0

Polisi membubarkan massa aksi mahasiswa Universitas Cenderawasih, Jayapura Selasa (27/10/2020)


JAYAPURA - Hari demi hari, kehidupan Orang Asli Papua selalu terancam akan hak-hak demokrasinya di Negara Indonesia ini. Setiap saat Orang Asli Papua mengalami kekerasan fisik maupun psikis oleh pendekatan militerisik yang sangat kejam, rasis dan tidak manusiawi. Semua ini adalah murni dari kehadiran penindasan kolonialisme atas nama jargon NKRI HARGA MATI di Tanah Papua oleh pertahanan aparat TNI-POLRI, yang tidak lepas dari kepentingan untuk melindungi produk hukum birokrasi pemerintah yang menindas politik rakyat dan alat-alat vital investor dari Negara-negara kapitalis di Tanah Papua.

 Setiap ketidak adilan yang terjadi terhadap Orang Asli Papua, tentunya akan melahirkan perlawanan rakyat, perlawanan pemuda dan intelektual Orang Papua untuk mengkritisi ketidakadilan tersebut sebagaimana kepenuhan hak-hak politik setiap orang yang menuntut keadilan, guna melindungi hak-hak demokrasi, hukum dan HAM yang semestinya dicita-citakan oleh semua masyarakat dunia, termasuk Orang Asli Papua di Tanahnya sendiri.

Kesadaran Orang Asli Papua untuk melindungi dan menyelelamatkan masa depan Manusia dan Alam Leluhur Tanah Papua selalu lahir disetiap hati dan pemikiran setiap Orang Asli Papua. Hal ini sangat mendasari aktivis pemuda dan Mahasiswa Papua sebagai intelektual kampus yang sadar pada tindakan-tindakan kongkrit seperti diskusi dan aksi-aksi protes terhadap adanya ketidakadilan hokum dan HAM yang tidak pernah ada secara demokratis untuk Orang Asli Papua. Kita bisa lihat pada aksi-aksi damai yang dilakukan oleh seluruh mahasiswa Papua dimana saja akan selalu mengalami pembungkaman ruang demokrasi oleh kekerasan militeristik yang kejam.

 Di hari ini, Selasa (27 Oktober 2020) kita bisa melihat bahwa ada pembungkaman ruang demokrasi yang dilakukan oleh pendekatan aparat TNI-POLRI atas Aksi Demo Damai Penolakan UU OTSUS Jilid II yang dilakukan oleh Mahaiswa Universitas Negeri Cenderawasi (UNCEN) Jayapura. Kenyataan ini dimana, kehadiran “TNI-POLRI MENGGUNAKAN PENDEKATAN MILITERISTIK DALAM MENGHADAPI MASA AKSI DAMAI TOLAK UU OTSUS tersebut. Secara langsung, hal ini sudah menciderahi praktik-praktik dari prinsip demokrasi yang berlaku di jaman revormasi ini.

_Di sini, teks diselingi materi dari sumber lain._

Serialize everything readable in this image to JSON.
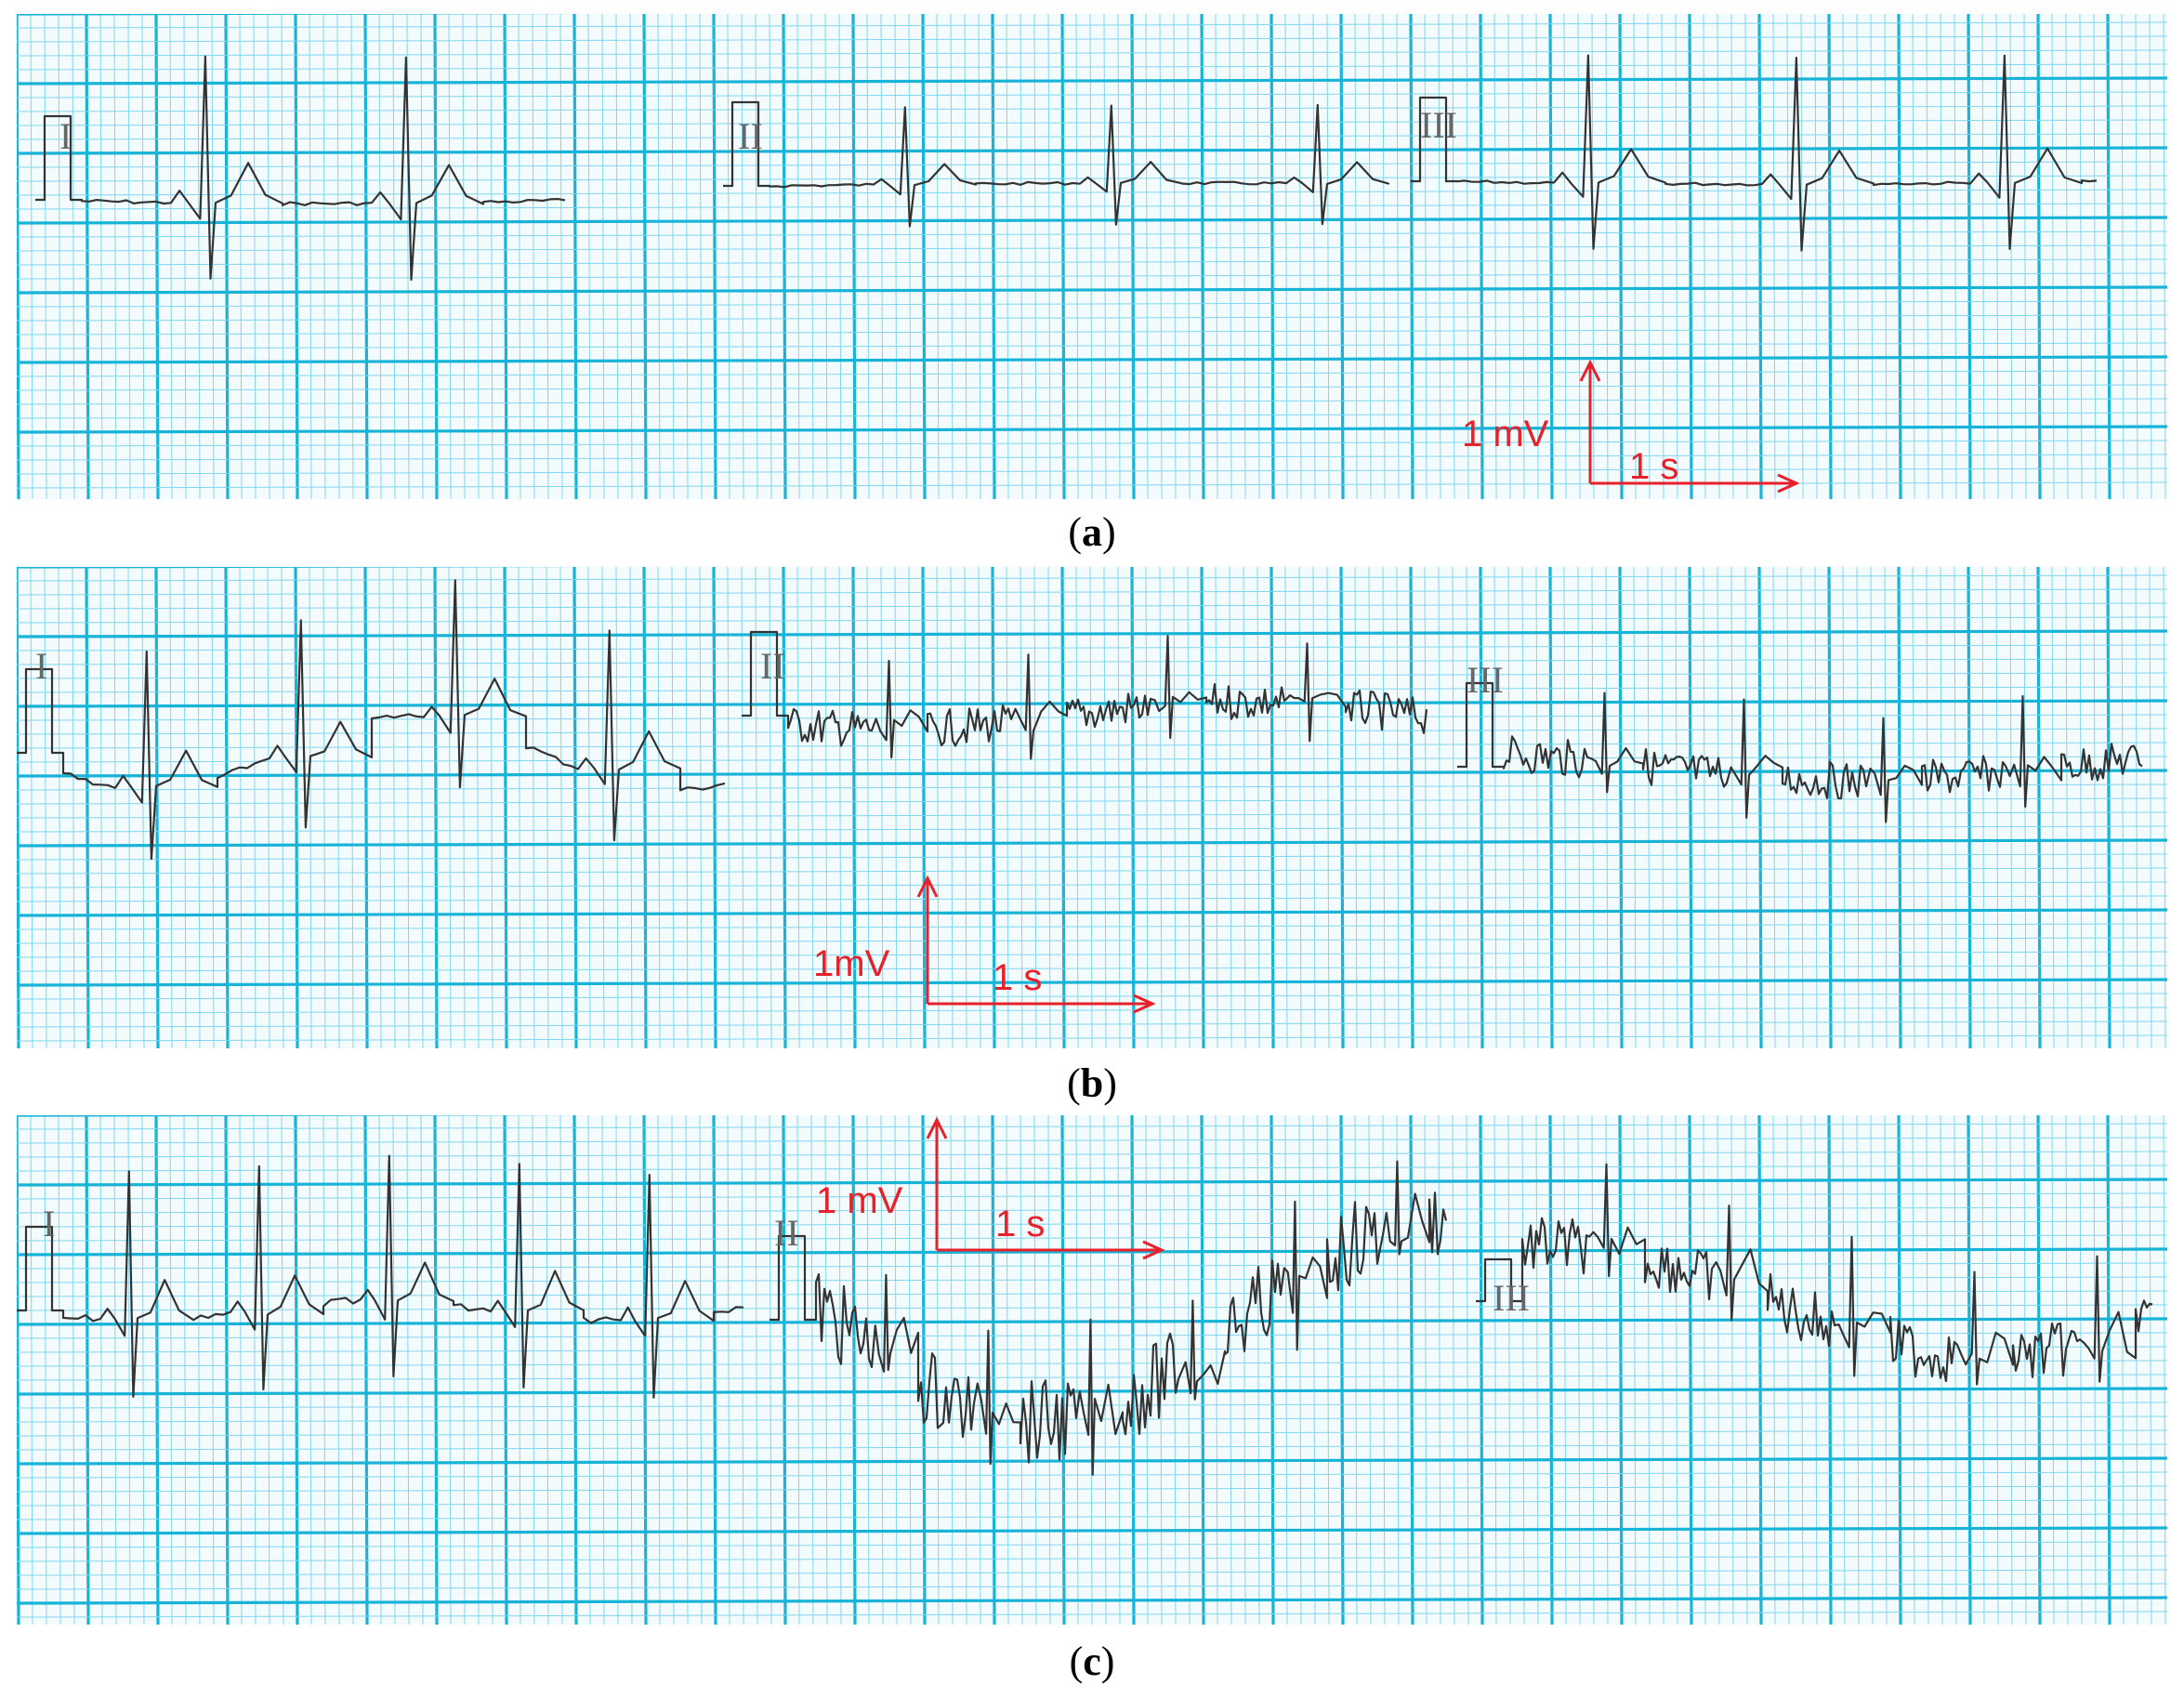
{
  "panels": [
    {
      "id": "a",
      "caption_letter": "a",
      "leads": [
        "I",
        "II",
        "III"
      ],
      "scale": {
        "voltage": "1 mV",
        "time": "1 s"
      }
    },
    {
      "id": "b",
      "caption_letter": "b",
      "leads": [
        "I",
        "II",
        "III"
      ],
      "scale": {
        "voltage": "1mV",
        "time": "1 s"
      }
    },
    {
      "id": "c",
      "caption_letter": "c",
      "leads": [
        "I",
        "II",
        "III"
      ],
      "scale": {
        "voltage": "1 mV",
        "time": "1 s"
      }
    }
  ],
  "colors": {
    "grid_major": "#18b4d8",
    "grid_minor": "#7fd6ee",
    "trace": "#333333",
    "annotation": "#e8202a",
    "lead_label": "#666666"
  }
}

Padahal pada prinsipnya aksi demonstrasi telah dijamim oleh perlindungan Konstitusi Negara, dimana dalam UU Nomor 9 Tahun 1998. Dalam ketentuan tersebut diatur mekanisme penyampaian pendapat serta bagaimana sikap dan tindakan aparat kemanan dalam mengawal terimplementasi kemerdekaan menyampaikan pendapat. Sekalipun demikian ketentuannya, namun pada prakteknya TNI- POLRI selaku aparat kemanan Negara di papua cenderung memgabaikan fungsi UU tersebut sebagaimana kemerdekaan menyampaikan pendapat di muka umum oleh setiap orang/warga Negara di Indonesia, termasuk Orang Asli Papua, khususnya Aksi Demo Damai yang dilakukan oleh Mahasiswa Uncen hari ini.

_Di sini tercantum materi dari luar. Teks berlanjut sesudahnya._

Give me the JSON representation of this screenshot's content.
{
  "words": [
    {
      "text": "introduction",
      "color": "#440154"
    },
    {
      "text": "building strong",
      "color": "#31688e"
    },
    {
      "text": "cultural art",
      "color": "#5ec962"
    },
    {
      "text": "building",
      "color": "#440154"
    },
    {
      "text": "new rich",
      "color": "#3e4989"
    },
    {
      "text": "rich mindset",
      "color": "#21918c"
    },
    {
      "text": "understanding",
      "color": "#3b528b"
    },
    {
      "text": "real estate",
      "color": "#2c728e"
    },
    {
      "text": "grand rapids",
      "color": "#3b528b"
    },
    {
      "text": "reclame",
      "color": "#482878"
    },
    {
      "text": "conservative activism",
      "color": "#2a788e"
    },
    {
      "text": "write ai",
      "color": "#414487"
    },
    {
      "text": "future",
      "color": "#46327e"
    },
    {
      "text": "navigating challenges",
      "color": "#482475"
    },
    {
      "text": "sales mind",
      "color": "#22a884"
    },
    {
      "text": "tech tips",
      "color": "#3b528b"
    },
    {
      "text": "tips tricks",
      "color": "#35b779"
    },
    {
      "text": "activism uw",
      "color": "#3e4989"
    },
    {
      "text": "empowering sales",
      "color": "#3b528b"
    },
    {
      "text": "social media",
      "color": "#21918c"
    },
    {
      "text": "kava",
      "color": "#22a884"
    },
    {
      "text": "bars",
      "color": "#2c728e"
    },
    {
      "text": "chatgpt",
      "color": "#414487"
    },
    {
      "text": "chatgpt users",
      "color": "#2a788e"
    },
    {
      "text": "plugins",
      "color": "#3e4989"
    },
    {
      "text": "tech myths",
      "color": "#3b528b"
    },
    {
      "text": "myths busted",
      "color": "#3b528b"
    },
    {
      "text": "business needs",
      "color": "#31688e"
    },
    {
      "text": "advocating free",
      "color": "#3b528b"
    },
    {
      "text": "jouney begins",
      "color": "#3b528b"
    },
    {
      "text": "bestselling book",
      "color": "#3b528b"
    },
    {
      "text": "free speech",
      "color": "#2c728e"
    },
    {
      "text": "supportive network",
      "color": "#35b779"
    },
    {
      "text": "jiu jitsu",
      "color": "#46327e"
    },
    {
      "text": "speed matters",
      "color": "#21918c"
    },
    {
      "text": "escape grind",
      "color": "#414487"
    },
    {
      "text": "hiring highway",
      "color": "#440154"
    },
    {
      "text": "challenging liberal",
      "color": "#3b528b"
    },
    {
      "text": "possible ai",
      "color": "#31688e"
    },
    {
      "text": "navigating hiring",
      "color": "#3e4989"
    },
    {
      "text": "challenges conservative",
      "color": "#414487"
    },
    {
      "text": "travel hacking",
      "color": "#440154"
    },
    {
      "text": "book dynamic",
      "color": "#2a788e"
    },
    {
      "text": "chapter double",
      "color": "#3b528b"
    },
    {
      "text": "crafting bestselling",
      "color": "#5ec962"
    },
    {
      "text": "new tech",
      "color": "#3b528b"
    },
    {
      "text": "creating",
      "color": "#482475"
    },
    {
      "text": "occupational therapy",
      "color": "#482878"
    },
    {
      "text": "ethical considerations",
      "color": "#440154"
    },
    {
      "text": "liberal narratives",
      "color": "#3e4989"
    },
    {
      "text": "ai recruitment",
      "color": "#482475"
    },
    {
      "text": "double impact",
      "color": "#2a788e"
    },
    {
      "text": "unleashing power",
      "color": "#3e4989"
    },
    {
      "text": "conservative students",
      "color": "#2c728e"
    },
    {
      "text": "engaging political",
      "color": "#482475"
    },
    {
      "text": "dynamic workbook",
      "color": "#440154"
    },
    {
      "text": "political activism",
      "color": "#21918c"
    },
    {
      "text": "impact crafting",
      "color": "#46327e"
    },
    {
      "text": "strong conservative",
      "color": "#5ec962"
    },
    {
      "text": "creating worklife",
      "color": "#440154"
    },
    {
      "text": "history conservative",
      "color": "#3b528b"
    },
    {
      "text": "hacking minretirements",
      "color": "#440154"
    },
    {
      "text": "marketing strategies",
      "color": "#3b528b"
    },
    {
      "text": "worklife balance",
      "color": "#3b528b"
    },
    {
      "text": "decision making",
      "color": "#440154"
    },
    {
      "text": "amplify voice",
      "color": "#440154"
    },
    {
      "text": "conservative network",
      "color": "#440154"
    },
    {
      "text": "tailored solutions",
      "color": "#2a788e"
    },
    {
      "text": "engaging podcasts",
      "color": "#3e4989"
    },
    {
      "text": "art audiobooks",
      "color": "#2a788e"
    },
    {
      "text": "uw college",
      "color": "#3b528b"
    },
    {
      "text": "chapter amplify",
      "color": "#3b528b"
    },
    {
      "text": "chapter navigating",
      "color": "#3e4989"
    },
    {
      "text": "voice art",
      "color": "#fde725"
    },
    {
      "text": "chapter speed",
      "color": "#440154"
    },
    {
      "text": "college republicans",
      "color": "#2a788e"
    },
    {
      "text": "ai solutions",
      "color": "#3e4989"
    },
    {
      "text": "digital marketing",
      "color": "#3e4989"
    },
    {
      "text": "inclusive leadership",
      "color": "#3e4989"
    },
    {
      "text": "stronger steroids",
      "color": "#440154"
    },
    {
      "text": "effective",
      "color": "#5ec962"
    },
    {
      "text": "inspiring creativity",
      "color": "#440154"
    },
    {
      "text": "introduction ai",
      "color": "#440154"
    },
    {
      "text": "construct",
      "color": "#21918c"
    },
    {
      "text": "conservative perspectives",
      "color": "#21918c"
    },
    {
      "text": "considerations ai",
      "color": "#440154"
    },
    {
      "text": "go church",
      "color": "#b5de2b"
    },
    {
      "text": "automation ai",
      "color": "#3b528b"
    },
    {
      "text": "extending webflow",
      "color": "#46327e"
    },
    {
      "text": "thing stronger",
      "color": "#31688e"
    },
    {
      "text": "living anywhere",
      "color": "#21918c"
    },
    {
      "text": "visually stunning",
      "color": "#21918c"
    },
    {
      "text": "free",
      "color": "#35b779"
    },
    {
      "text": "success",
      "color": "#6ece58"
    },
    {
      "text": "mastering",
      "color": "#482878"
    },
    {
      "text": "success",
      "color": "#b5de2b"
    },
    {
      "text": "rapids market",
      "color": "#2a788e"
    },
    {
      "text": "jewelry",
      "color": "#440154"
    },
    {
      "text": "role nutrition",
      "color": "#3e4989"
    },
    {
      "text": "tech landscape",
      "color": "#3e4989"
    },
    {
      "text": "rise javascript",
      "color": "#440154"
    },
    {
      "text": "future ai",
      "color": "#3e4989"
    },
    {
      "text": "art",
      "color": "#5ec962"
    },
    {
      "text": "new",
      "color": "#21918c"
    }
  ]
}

Kami Posko Exodus Pelajar dan Mahasiswa Nduga Se – Indonesia korban RASISME 2019 menilai atas korban pembungkaman ruang demokrasi oleh TNI-POLRI terhadap aksi damai yang dilakukan oleh teman-teman kami Mahasiswa Uncen di hari ini adalah kejahatan demokrasi yang dilakukan oleh apparatus Negara yang dalam hal ini TNI-POLRI sangatlah ANARKIS, tidak manusiawi dan tidak demokratis.

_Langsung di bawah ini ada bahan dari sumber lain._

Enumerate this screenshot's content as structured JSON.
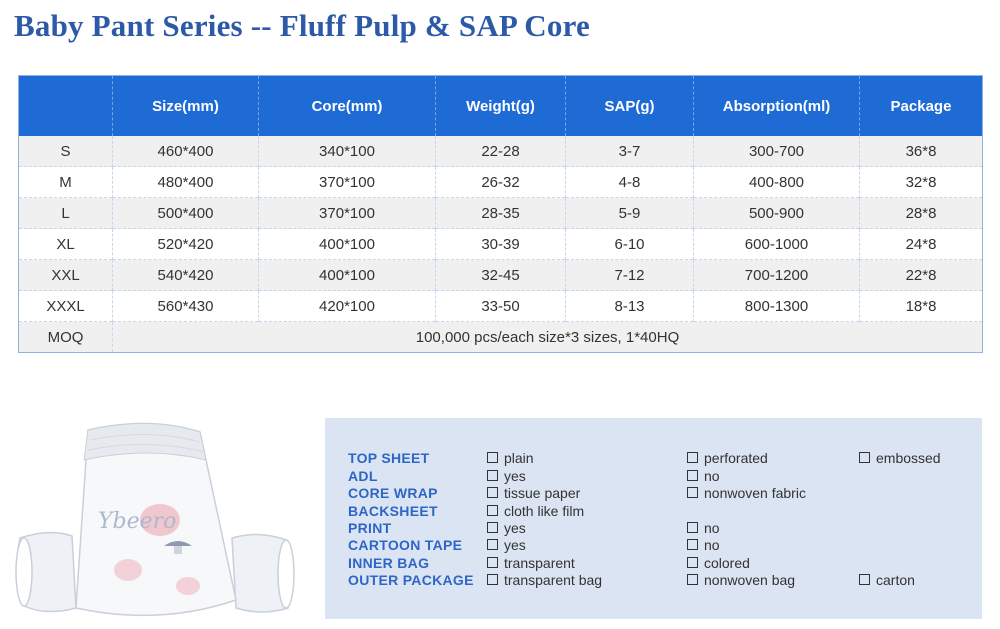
{
  "title": "Baby Pant Series -- Fluff Pulp & SAP Core",
  "table": {
    "headers": [
      "",
      "Size(mm)",
      "Core(mm)",
      "Weight(g)",
      "SAP(g)",
      "Absorption(ml)",
      "Package"
    ],
    "rows": [
      [
        "S",
        "460*400",
        "340*100",
        "22-28",
        "3-7",
        "300-700",
        "36*8"
      ],
      [
        "M",
        "480*400",
        "370*100",
        "26-32",
        "4-8",
        "400-800",
        "32*8"
      ],
      [
        "L",
        "500*400",
        "370*100",
        "28-35",
        "5-9",
        "500-900",
        "28*8"
      ],
      [
        "XL",
        "520*420",
        "400*100",
        "30-39",
        "6-10",
        "600-1000",
        "24*8"
      ],
      [
        "XXL",
        "540*420",
        "400*100",
        "32-45",
        "7-12",
        "700-1200",
        "22*8"
      ],
      [
        "XXXL",
        "560*430",
        "420*100",
        "33-50",
        "8-13",
        "800-1300",
        "18*8"
      ]
    ],
    "moq": {
      "label": "MOQ",
      "value": "100,000 pcs/each size*3 sizes, 1*40HQ"
    }
  },
  "product": {
    "brand": "Ybeero"
  },
  "options": [
    {
      "label": "TOP SHEET",
      "choices": [
        "plain",
        "perforated",
        "embossed"
      ]
    },
    {
      "label": "ADL",
      "choices": [
        "yes",
        "no"
      ]
    },
    {
      "label": "CORE WRAP",
      "choices": [
        "tissue paper",
        "nonwoven fabric"
      ]
    },
    {
      "label": "BACKSHEET",
      "choices": [
        "cloth like film"
      ]
    },
    {
      "label": "PRINT",
      "choices": [
        "yes",
        "no"
      ]
    },
    {
      "label": "CARTOON TAPE",
      "choices": [
        "yes",
        "no"
      ]
    },
    {
      "label": "INNER BAG",
      "choices": [
        "transparent",
        "colored"
      ]
    },
    {
      "label": "OUTER PACKAGE",
      "choices": [
        "transparent bag",
        "nonwoven bag",
        "carton"
      ]
    }
  ]
}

Mengapa kami mengatakan ANARKIS, tidak manusiawi dan tidak demokratis ?

Pada realita kejadian dari kronologis yang kami peroleh, Faktanya bahwa Aksi damai menolak UU Otsus Papua yang dilakukan oleh Mahasiswa Papua pada tanggal 27 Oktober 2020 telah dihadang oleh gabungan aparat keamanan dari TNI-POLRI yang keberpihakanya diluar dari pendekatan Konstitusi demokrasi, hokum dan HAM yang berlaku di Negara Indonesia ini. Karena praktek dari kehadiran aparat gabungan TNI-POLRI justru mengunakan pedekatan kekerasan yang mengakibatkan adanya pembubaran paksa terhadap masa aksi.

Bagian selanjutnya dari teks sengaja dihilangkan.